Might be an interesting info.

I encountered an error running a Pentaho Data Integration transformation. After simplification I got this:

Generate Row creates one row with the date field DATETIME=1981-01-01. Calculator calculates field DATE using operation "Remove time from a date". And this trivial transformation failed with a weird error:

Unexpected error : 
java.lang.IllegalArgumentException: MINUTE
	at java.util.GregorianCalendar.computeTime(Unknown Source)
	at java.util.Calendar.updateTime(Unknown Source)
	at java.util.Calendar.getTimeInMillis(Unknown Source)
	at java.util.Calendar.getTime(Unknown Source)
	at org.pentaho.di.core.Const.removeTimeFromDate(Const.java:1958)
	at org.pentaho.di.core.row.ValueDataUtil.removeTimeFromDate(ValueDataUtil.java:628)
	at org.pentaho.di.trans.steps.calculator.Calculator.calcFields(Calculator.java:476)
	at org.pentaho.di.trans.steps.calculator.Calculator.processRow(Calculator.java:165)
	at org.pentaho.di.trans.step.BaseStep.runStepThread(BaseStep.java:2889)
	at org.pentaho.di.trans.steps.calculator.Calculator.run(Calculator.java:626)

After some digging into Pentaho code, I have replicated the error in Java:

import java.text.DateFormat;
import java.text.ParseException;
import java.text.SimpleDateFormat;
import java.util.Calendar;
import java.util.Date;
import java.util.TimeZone;

public class Prog {

    public static void main(String[] args) throws ParseException {
        //String dateStr = "1982-01-01", timeZoneID = "Europe/Berlin";
        //String dateStr = "1981-01-01", timeZoneID = "Asia/Singapore";
        //String dateStr = "1982-01-01", timeZoneID = "Asia/Seoul";
        String dateStr = "1982-01-01", timeZoneID = "Asia/Singapore";

        DateFormat dateFormat = new SimpleDateFormat("yyyy-MM-dd");
        Date date = dateFormat.parse(dateStr);        

        Calendar calendar = Calendar.getInstance();
        calendar.setTimeZone(TimeZone.getTimeZone(timeZoneID));
        calendar.setLenient(false);
        calendar.setTime(date);
        calendar.set(Calendar.HOUR_OF_DAY, 0);
        calendar.set(Calendar.MINUTE, 0);
        calendar.set(Calendar.SECOND, 0);
        calendar.set(Calendar.MILLISECOND, 0);

        System.out.println(calendar.getTime());
    }
}

Here Asia/Singapore is the time zone setting of the Data Integration server.

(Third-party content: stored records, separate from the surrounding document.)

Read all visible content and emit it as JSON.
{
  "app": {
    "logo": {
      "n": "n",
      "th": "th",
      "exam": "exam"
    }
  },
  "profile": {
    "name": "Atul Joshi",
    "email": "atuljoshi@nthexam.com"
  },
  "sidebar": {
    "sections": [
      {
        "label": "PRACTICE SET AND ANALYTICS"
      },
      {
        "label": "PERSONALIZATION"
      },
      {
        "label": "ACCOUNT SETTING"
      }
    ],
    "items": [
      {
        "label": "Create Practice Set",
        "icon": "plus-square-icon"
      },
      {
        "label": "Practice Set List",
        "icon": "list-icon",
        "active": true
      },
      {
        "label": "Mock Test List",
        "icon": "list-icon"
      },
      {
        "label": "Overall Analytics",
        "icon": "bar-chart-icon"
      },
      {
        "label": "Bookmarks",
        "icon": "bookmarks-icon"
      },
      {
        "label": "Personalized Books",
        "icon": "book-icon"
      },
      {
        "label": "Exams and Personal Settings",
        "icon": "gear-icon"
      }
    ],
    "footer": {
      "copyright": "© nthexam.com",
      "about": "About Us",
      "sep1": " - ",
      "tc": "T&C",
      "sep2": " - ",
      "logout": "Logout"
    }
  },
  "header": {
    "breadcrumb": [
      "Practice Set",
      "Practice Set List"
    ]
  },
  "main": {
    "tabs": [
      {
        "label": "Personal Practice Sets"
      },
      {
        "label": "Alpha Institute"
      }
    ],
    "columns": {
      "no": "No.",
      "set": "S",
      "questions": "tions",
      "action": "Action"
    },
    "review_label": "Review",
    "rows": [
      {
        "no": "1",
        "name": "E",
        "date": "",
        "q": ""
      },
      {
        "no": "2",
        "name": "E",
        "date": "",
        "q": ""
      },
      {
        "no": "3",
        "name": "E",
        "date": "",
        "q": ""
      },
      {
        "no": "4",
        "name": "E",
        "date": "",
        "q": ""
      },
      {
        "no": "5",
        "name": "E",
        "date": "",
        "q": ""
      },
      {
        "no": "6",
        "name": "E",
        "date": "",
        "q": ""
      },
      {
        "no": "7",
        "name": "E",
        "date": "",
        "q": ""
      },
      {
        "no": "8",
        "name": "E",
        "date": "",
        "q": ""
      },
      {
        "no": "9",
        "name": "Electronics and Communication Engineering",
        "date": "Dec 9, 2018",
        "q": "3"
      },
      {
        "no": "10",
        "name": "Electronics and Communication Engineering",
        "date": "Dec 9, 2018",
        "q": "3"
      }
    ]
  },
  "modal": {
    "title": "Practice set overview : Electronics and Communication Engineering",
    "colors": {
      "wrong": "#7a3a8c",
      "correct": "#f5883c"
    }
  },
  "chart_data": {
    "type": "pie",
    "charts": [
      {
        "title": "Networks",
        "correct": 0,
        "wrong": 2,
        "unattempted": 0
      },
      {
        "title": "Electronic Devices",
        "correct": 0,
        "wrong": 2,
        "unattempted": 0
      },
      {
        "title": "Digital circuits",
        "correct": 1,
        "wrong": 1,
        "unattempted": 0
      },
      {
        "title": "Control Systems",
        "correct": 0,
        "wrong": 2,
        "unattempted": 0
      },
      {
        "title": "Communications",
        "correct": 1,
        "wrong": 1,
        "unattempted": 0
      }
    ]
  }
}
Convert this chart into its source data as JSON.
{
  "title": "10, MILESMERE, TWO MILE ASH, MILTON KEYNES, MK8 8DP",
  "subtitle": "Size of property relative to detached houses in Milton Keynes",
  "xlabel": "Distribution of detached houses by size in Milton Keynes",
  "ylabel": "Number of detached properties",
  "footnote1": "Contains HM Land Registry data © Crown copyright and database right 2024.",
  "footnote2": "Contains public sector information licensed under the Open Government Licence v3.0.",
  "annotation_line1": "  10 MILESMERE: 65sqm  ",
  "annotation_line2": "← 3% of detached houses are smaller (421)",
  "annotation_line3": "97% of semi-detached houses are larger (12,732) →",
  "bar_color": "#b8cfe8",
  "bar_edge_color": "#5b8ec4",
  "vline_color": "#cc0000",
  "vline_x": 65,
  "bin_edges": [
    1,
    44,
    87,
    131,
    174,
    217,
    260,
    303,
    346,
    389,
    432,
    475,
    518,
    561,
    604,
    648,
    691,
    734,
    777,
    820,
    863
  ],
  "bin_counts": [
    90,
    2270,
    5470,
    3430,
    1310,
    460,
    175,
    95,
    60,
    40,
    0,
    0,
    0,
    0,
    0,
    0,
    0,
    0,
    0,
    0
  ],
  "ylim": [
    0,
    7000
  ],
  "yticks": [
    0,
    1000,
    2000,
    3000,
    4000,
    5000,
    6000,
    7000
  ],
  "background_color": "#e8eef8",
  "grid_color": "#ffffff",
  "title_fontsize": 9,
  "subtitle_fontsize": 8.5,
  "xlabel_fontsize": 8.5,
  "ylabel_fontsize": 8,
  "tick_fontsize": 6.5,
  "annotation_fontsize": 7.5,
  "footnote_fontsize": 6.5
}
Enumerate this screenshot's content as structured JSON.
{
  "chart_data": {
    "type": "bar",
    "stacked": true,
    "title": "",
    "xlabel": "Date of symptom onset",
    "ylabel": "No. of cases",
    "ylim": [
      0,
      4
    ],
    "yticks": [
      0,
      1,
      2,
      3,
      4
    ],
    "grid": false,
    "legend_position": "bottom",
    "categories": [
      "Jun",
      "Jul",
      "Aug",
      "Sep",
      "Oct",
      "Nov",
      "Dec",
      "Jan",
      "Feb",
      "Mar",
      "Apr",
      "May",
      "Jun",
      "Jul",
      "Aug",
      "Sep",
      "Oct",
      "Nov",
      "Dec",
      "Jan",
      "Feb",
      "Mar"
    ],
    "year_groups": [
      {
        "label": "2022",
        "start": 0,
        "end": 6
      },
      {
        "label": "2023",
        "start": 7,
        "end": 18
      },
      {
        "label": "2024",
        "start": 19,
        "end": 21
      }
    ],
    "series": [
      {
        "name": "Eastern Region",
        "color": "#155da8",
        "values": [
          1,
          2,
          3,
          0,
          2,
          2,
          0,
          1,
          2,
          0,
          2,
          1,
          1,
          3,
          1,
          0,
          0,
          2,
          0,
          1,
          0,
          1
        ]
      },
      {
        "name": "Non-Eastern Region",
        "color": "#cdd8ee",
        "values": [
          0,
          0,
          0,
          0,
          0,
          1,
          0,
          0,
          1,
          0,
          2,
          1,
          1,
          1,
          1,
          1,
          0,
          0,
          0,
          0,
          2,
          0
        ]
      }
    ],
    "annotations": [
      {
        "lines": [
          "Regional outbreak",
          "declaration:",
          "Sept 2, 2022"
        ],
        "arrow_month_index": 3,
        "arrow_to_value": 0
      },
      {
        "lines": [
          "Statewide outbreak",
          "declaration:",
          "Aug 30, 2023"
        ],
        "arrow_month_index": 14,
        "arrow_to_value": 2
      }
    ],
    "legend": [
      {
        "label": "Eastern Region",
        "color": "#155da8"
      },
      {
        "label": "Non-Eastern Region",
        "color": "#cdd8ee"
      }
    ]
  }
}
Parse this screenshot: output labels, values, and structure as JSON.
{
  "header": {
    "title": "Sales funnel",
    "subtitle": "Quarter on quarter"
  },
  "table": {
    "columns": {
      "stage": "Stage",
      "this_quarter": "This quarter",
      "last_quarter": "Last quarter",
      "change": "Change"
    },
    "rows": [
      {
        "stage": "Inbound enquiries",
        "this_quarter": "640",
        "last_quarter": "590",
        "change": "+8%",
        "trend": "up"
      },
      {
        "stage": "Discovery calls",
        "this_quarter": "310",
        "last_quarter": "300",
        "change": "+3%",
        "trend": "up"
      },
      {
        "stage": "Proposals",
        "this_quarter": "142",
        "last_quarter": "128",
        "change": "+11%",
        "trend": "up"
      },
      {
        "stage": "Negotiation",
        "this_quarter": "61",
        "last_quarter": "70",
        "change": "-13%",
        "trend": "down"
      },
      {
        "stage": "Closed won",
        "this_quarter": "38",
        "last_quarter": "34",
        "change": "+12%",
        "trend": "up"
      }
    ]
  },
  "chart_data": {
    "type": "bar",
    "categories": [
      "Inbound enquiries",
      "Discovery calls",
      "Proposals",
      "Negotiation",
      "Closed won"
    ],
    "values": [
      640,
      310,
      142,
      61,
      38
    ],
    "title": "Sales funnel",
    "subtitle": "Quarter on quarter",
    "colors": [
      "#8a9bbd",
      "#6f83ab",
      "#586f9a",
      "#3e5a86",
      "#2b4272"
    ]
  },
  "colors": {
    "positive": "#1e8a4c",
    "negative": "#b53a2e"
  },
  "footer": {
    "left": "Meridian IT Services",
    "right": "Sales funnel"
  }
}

The code failed with the same error:

Exception in thread "main" java.lang.IllegalArgumentException: MINUTE
	at java.util.GregorianCalendar.computeTime(GregorianCalendar.java:2482)
	at java.util.Calendar.updateTime(Calendar.java:2265)
	at java.util.Calendar.getTimeInMillis(Calendar.java:1049)
	at java.util.Calendar.getTime(Calendar.java:1022)
	at Prog.main(Prog.java:28)

Interesting is that the code works fine for very close parameters:

  • dateStr = "1982-01-01", timeZoneID = "Europe/Berlin"
  • dateStr = "1981-01-01", timeZoneID = "Asia/Singapore"
  • dateStr = "1982-01-01", timeZoneID = "Asia/Seoul"

Asia/Seoul and Asia/Singapore is actually the same time zone.

The cause of the error has been explained here.

"When you enter a date with no time, the time is assumed to be 12:00:00 AM.

But there was no 12:00:00 AM on January 1, 1982, in Singapore. After 11:59:59 PM on December 31, 1981, Singapore jumped ahead by half an hour to 12:30 AM. It had previously been at UTC+7:30, but moved to the whole-hour zone of UTC+8."